After three and a half hours of tennis and no little angst, he beat the languid and deceptively tough Argentinian 6-2, 6-7, 6-3, 6-2. There were moments when it could easily have gone the other way, though. He was much relieved at the end. While Murray was struggling out on Court One, his bete noire, Marcos Baghdatis, had his feet up and his mind settled as he contemplated his chances of going further by beating Murray in the next round.
The likeable, inconsistent Cypriot reckons he is back to the form that brought him to prominence in 2006 and is stronger for coming through two years of injury and what he calls “mind problems”. Yesterday, he had the satisfaction of being one of the few players to beat the rain as well as his opponent, Marcel Granollers, in a second round that was interrupted more often than a Jeremy Paxman interviewee. He looked commanding towards the end in finishing off the Spaniard 4-6, 6-1, 7-5, 6-2.
Another late winner on a day of repeated stoppages was the Italian Fabio Fognini, who finally put out the Frenchman Gael Monfils when they resumed a match that had scandalously been allowed to linger too long in the gloom of the previous evening. Fognini won 2-6, 4-6, 7-5, 6-4, 9-7 on the show court. Monfils, who had had more than enough chances to win, left in a a huff. There was much admiration for the Italian, whose role in this drama was as wounded victim.
Monfils was not a happy loser.
If nothing else, weather breaks can improve your French. “Match interrompu” may have a linguistic ring to it but Murray had heard quite enough of it by the time he retreated to the locker room for the second time on day five.

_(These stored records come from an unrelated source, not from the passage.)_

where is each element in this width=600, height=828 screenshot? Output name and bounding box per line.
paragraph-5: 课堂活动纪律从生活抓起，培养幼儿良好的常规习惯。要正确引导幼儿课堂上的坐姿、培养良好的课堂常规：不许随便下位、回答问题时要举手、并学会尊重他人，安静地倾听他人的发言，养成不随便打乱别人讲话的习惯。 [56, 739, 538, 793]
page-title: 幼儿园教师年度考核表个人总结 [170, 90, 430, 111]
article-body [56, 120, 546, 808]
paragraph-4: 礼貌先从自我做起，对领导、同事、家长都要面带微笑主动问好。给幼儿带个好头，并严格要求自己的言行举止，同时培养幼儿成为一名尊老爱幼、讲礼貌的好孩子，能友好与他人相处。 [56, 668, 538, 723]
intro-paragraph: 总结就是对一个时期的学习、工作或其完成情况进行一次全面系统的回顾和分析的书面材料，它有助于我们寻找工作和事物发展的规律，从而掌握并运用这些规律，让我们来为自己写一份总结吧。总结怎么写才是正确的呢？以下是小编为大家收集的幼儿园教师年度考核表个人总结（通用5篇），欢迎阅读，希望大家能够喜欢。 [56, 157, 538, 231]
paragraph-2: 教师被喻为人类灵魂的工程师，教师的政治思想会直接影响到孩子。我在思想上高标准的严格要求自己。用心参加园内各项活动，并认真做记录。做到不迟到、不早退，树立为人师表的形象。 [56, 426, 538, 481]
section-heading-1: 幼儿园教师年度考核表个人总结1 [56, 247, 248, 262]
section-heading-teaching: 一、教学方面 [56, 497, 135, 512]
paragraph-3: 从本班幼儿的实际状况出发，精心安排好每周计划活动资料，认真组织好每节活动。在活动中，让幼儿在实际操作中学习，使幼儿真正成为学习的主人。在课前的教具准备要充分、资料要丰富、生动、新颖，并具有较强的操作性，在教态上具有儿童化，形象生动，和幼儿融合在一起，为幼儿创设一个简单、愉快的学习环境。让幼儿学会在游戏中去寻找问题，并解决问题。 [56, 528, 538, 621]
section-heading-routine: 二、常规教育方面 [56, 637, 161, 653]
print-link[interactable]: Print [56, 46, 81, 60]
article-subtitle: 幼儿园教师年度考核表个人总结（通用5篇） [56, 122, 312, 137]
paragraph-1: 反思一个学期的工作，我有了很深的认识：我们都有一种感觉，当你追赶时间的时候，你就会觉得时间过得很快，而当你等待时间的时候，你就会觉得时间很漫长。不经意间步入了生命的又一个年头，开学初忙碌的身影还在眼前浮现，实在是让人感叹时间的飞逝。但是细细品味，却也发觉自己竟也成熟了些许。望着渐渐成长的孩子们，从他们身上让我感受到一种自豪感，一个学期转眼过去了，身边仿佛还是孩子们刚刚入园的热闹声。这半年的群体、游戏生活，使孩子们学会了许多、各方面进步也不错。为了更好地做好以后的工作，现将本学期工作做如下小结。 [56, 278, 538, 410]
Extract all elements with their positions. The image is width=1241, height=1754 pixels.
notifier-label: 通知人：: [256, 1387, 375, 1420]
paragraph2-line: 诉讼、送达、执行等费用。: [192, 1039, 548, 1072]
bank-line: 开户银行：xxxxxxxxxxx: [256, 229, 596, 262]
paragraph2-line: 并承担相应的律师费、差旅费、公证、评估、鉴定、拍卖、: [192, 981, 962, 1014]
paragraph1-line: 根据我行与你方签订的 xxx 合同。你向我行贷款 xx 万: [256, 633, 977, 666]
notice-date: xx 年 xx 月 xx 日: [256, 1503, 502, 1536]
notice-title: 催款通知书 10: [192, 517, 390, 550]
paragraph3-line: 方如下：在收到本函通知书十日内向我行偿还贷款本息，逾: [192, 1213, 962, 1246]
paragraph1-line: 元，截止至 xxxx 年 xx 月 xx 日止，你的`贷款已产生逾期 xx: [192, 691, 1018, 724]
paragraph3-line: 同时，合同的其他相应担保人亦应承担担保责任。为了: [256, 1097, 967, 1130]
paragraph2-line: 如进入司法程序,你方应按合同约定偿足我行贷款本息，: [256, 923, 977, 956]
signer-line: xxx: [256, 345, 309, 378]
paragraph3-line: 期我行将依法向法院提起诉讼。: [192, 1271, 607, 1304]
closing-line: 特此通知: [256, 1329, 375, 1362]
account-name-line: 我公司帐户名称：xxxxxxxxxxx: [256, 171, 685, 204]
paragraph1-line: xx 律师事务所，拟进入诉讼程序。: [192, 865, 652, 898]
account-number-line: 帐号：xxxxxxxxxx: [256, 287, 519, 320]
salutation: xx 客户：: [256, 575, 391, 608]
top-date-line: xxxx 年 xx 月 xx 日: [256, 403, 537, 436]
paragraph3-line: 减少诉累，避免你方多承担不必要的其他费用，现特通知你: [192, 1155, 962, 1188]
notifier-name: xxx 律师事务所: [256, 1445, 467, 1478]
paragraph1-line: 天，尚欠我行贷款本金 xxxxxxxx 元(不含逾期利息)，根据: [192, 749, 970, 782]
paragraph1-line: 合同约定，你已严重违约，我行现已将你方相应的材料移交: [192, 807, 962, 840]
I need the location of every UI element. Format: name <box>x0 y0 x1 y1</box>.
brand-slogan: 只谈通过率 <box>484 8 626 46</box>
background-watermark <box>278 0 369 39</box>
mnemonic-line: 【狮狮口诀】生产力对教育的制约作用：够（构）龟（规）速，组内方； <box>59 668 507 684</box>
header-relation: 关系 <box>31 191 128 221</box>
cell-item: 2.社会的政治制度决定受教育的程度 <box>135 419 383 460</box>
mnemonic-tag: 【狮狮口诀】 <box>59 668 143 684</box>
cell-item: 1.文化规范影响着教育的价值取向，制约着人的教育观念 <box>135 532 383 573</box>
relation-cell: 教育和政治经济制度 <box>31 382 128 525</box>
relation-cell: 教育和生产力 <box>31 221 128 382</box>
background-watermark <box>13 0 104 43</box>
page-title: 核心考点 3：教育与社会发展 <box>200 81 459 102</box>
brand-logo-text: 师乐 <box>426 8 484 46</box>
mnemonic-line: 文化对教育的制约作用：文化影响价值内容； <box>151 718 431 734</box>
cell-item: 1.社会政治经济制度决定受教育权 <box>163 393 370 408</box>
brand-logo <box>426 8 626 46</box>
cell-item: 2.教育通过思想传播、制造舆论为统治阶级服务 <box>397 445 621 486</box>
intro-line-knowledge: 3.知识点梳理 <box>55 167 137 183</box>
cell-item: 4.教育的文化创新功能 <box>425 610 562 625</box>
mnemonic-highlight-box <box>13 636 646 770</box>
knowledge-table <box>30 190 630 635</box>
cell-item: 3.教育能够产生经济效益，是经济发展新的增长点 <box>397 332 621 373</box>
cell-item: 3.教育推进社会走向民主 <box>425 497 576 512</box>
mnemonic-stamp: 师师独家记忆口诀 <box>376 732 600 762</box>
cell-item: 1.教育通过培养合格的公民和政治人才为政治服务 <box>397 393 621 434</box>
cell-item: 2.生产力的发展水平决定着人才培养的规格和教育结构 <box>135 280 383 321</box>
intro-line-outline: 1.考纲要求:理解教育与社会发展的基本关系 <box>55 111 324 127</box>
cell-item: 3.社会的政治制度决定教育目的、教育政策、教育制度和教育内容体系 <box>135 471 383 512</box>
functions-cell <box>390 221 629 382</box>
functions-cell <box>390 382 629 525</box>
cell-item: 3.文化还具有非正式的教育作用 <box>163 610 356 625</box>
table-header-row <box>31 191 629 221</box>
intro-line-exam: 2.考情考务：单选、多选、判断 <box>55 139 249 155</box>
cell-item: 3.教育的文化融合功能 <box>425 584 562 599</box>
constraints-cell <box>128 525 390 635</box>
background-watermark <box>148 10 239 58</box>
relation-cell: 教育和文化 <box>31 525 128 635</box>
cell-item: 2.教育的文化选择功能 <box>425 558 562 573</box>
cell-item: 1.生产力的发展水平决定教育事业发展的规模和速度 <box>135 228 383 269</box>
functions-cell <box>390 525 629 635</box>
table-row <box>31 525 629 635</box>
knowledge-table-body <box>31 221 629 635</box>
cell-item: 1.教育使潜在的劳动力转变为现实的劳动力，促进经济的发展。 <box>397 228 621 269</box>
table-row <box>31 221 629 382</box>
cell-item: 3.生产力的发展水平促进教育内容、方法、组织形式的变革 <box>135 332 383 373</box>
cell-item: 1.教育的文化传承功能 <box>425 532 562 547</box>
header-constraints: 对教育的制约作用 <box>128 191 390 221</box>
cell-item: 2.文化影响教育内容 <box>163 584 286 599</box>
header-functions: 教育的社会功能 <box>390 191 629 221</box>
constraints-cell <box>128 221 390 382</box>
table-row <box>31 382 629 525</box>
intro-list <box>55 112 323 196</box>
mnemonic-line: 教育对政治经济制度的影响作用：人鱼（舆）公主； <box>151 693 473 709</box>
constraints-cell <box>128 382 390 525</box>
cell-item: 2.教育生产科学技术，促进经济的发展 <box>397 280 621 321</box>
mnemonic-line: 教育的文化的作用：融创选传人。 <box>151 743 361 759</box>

He had won Wednesday’s first set easily enough and looked to be coasting after that five-set fight with Richard Gasquet on Monday. When they resumed yesterday, however, Chela proved a persistent foe, lacking firepower with his serve but doing enough with his chipping skills and all-round competence to capitalise on the fourth seed’s inconsistency.
Murray blew a tie-break. Trailing, he netted on both wings to trail 3-1, fought back to 6-4 then hit long. The third set was a mixture. Murray was rarely in the groove, but was winning nearly 80 per cent of his first serves. While the attritional tennis was not pretty, it wore Chela down and Murray took the set 6-3 in 42 minutes.
Success seemed to refresh him. Murray broke early and Chela was holding serve with difficulty, as the light faded. Both men looked desperate to settle the matters quickly.
Murray finally got his serve going again, hitting his eighth ace in the sixth game of the fourth set. Then he let Chela off the hook with a sloppy forehand that went wide and they were back to deuce. It took the most delicate backhand down the same line for him to move to 4-2, before he went on to wrap it up.
If he gets past Baghdatis, there is either John Isner or Tomas Berdych waiting for him.
Life in Paris does not get easier for Murray.